My anxiety is hitting pretty badly and the most distressing part is the breathlessness I feel, lightheadedness is second I would say. It stays with me throughout the day and my chest/stomach will feel tight. Earlier this morning I walked up the stairs and plopped onto my bed and moments later I began to breathe heavily and fast like hyperventilating almost, and that almost sent me into a panic attack I do exercise still and usually exercise about an hour, but even the last couple of times I'll feel tight and anxious while exercising about halfway through and my mind races. I'm back to trying to rationalize that nothing is wrong with my heart and lungs if I can exercise without barreling over, and I've had the tests done. I'm at the gym on the treadmill right now trying to stay calm and ignore this.

I'm very mad at myself for getting this way and frustrated that I've set back after making some progress. And I've started my period on top of that so feel extra crummy.

bubo_strix
09-05-17, 21:29
We all get mad when we think we let ourselves down over a symptom but remember It's not easy having health anxiety so don't be to hard on yourself. I have the breathing feeling on and off its horrible and a new symptom to me. I'm currently sat worrying about a small bruise on my side of my belly I've had a few months. Diagnosing myself with allsorts :( Best of luck with the job and here if you need a chat anytime.

ChildOfTheKing
09-05-17, 22:14
We all get mad when we think we let ourselves down over a symptom but remember It's not easy having health anxiety so don't be to hard on yourself. I have the breathing feeling on and off its horrible and a new symptom to me. I'm currently sat worrying about a small bruise on my side of my belly I've had a few months. Diagnosing myself with allsorts :( Best of luck with the job and here if you need a chat anytime.

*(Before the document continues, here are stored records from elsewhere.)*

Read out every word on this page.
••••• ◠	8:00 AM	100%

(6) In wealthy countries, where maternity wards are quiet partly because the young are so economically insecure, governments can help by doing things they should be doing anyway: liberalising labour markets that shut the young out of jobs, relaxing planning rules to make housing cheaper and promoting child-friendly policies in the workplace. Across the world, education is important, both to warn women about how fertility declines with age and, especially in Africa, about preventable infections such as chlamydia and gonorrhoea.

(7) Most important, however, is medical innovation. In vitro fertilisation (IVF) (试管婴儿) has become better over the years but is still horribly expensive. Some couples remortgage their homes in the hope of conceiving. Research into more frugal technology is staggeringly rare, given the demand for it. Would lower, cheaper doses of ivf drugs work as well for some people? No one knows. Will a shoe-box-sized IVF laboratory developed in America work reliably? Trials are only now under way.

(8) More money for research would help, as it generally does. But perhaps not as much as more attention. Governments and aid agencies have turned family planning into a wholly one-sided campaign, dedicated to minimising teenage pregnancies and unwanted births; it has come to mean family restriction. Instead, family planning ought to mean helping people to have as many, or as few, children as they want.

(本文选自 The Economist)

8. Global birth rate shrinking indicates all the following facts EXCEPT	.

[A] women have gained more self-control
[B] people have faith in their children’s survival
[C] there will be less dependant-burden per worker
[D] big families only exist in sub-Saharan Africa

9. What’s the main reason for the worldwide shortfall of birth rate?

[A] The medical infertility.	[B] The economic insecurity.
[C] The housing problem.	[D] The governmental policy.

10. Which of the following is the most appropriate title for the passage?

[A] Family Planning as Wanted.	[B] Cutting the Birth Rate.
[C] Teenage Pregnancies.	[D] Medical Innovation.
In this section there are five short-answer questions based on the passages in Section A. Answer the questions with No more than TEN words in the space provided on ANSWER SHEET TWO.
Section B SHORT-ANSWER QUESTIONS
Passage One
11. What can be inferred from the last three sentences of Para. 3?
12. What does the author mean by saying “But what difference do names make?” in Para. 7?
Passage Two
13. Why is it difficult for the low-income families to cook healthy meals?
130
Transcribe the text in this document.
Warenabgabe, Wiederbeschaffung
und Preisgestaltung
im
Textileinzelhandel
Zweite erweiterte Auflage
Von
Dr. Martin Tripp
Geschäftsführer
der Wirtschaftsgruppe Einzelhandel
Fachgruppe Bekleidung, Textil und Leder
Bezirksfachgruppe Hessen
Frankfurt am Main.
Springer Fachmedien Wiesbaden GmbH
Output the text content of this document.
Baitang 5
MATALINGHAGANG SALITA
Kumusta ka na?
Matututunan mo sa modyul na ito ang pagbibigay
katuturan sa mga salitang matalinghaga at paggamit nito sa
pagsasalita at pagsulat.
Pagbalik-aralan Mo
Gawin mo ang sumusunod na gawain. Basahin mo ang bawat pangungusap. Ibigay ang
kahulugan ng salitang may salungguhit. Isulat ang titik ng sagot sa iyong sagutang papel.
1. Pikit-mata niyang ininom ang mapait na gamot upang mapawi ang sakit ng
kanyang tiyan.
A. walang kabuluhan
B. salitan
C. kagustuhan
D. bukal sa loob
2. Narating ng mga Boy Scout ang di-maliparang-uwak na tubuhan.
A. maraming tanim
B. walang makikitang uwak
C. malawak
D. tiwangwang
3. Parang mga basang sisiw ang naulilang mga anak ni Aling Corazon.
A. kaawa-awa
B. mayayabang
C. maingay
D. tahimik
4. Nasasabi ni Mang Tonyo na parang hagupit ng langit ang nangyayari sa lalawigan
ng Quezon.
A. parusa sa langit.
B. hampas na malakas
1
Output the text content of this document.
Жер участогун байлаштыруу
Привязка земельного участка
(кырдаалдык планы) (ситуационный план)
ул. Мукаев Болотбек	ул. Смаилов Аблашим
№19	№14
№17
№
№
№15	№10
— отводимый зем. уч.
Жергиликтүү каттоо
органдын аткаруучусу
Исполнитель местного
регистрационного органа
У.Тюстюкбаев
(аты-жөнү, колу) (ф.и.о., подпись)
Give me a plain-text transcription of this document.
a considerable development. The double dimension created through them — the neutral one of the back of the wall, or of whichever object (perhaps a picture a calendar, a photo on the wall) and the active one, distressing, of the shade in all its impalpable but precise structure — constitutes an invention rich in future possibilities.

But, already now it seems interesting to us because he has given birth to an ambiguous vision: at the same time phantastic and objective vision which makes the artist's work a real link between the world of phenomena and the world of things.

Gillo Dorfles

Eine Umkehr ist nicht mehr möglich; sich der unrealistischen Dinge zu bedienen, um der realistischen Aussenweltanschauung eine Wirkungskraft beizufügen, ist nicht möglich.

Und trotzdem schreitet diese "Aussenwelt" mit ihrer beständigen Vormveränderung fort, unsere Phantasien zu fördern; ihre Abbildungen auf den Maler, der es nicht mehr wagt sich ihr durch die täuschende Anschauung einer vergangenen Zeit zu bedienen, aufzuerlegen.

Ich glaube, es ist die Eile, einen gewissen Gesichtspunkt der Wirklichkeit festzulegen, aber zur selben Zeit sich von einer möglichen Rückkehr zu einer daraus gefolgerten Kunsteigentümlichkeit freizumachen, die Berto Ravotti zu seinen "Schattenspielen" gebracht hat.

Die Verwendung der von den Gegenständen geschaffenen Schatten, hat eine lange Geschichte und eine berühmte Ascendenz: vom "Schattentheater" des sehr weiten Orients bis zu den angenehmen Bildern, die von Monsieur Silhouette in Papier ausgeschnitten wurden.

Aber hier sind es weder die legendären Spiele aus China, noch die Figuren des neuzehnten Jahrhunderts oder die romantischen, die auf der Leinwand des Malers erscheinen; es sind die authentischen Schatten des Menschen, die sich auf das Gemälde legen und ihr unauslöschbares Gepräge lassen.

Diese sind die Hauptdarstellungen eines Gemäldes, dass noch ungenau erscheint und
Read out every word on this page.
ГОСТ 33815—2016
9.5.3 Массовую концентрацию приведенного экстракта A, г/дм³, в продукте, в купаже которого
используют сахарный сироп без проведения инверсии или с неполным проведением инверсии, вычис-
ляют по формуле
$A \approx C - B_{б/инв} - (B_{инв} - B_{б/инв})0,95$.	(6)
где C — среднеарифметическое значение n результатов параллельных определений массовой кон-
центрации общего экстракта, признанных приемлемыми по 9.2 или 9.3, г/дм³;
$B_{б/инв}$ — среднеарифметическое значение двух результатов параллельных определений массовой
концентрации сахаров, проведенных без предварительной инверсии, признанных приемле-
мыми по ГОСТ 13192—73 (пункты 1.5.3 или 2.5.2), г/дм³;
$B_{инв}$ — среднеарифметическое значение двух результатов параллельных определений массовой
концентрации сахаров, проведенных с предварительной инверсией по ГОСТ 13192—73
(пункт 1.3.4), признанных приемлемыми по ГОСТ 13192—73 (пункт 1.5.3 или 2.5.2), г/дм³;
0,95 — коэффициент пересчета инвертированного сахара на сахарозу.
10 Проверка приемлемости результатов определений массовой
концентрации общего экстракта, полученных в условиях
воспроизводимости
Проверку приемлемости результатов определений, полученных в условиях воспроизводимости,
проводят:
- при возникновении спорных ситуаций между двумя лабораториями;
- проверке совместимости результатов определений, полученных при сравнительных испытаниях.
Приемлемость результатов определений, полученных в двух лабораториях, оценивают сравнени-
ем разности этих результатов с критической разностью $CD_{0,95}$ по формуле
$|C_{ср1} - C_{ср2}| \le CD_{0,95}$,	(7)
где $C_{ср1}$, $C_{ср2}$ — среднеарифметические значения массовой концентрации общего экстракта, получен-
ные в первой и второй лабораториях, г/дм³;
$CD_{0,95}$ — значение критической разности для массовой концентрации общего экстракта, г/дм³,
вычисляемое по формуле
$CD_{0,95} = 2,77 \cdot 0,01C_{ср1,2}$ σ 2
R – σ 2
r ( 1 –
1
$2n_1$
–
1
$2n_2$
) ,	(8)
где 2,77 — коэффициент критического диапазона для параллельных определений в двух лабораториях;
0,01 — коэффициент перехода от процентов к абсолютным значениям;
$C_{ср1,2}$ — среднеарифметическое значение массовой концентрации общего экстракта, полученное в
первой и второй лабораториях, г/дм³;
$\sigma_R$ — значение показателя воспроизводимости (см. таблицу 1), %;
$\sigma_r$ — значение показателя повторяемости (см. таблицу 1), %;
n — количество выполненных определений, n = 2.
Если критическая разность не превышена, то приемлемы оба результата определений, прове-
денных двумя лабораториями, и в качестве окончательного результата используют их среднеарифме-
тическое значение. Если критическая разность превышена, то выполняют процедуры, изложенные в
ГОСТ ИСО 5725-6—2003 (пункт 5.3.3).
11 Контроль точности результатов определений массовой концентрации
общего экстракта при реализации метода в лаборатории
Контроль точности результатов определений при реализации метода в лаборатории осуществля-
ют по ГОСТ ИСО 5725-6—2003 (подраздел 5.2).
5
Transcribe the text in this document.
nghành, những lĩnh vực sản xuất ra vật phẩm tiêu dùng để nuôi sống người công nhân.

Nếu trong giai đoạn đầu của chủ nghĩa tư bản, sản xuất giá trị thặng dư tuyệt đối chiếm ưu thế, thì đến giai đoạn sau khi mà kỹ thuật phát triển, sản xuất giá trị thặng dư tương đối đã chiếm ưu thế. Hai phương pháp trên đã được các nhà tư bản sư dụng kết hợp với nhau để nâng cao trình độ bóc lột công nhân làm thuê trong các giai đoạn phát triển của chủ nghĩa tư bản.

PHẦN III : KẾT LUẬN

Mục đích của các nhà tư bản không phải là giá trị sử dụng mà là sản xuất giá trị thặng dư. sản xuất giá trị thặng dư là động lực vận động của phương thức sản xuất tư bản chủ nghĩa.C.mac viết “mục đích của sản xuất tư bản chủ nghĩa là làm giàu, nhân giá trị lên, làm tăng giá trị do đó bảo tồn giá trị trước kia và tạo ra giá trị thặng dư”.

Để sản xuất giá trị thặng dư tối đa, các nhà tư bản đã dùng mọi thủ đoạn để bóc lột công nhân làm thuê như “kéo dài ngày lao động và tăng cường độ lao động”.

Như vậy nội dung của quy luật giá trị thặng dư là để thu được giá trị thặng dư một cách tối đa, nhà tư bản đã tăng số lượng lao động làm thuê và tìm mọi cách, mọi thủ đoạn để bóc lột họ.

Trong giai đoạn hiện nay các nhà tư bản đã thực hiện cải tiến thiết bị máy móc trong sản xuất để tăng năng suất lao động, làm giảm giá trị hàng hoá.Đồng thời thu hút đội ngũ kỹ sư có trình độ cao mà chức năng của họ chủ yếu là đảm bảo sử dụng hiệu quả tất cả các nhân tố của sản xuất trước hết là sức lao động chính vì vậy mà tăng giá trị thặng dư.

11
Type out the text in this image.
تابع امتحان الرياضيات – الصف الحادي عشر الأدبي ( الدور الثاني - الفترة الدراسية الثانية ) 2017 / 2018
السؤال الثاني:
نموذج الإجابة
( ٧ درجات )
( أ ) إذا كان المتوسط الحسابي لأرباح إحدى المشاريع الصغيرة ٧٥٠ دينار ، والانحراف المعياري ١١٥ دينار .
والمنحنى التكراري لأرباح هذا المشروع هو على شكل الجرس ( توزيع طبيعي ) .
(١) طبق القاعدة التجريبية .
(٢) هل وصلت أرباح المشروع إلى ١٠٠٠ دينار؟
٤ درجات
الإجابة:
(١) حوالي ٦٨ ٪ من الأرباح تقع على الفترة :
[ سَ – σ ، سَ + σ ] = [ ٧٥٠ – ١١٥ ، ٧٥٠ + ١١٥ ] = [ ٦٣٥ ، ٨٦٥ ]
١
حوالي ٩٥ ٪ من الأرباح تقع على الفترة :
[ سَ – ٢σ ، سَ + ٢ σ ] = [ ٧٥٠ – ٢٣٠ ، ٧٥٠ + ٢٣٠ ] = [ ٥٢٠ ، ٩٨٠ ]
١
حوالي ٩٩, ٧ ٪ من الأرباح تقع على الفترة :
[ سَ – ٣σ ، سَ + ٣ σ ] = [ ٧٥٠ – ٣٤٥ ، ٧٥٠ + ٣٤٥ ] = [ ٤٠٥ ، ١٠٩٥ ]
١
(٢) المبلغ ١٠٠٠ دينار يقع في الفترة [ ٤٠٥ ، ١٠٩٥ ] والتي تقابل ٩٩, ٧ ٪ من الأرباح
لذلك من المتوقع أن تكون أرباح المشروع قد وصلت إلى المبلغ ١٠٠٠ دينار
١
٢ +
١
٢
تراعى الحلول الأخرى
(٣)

Hey there thank you and sorry you're having such a rough time with the health anxiety! I'm sure the bruise is nothing just like my symptoms. Sending hugs.

Toward the middle-end of my workout I was starting to feel bad cramping from period and nausea, weakness and dizziness so had to stop. Logically I know the faint feelings were because I just started my period but the anxiety mind keeps saying It's something horrible. And panicking just makes it feel worse!

I do have another interview at a different place tomorrow so hoping that goes well. I just want to be distracted and productive again. Think I'll stop feeling so terrible when I have less time on my hands.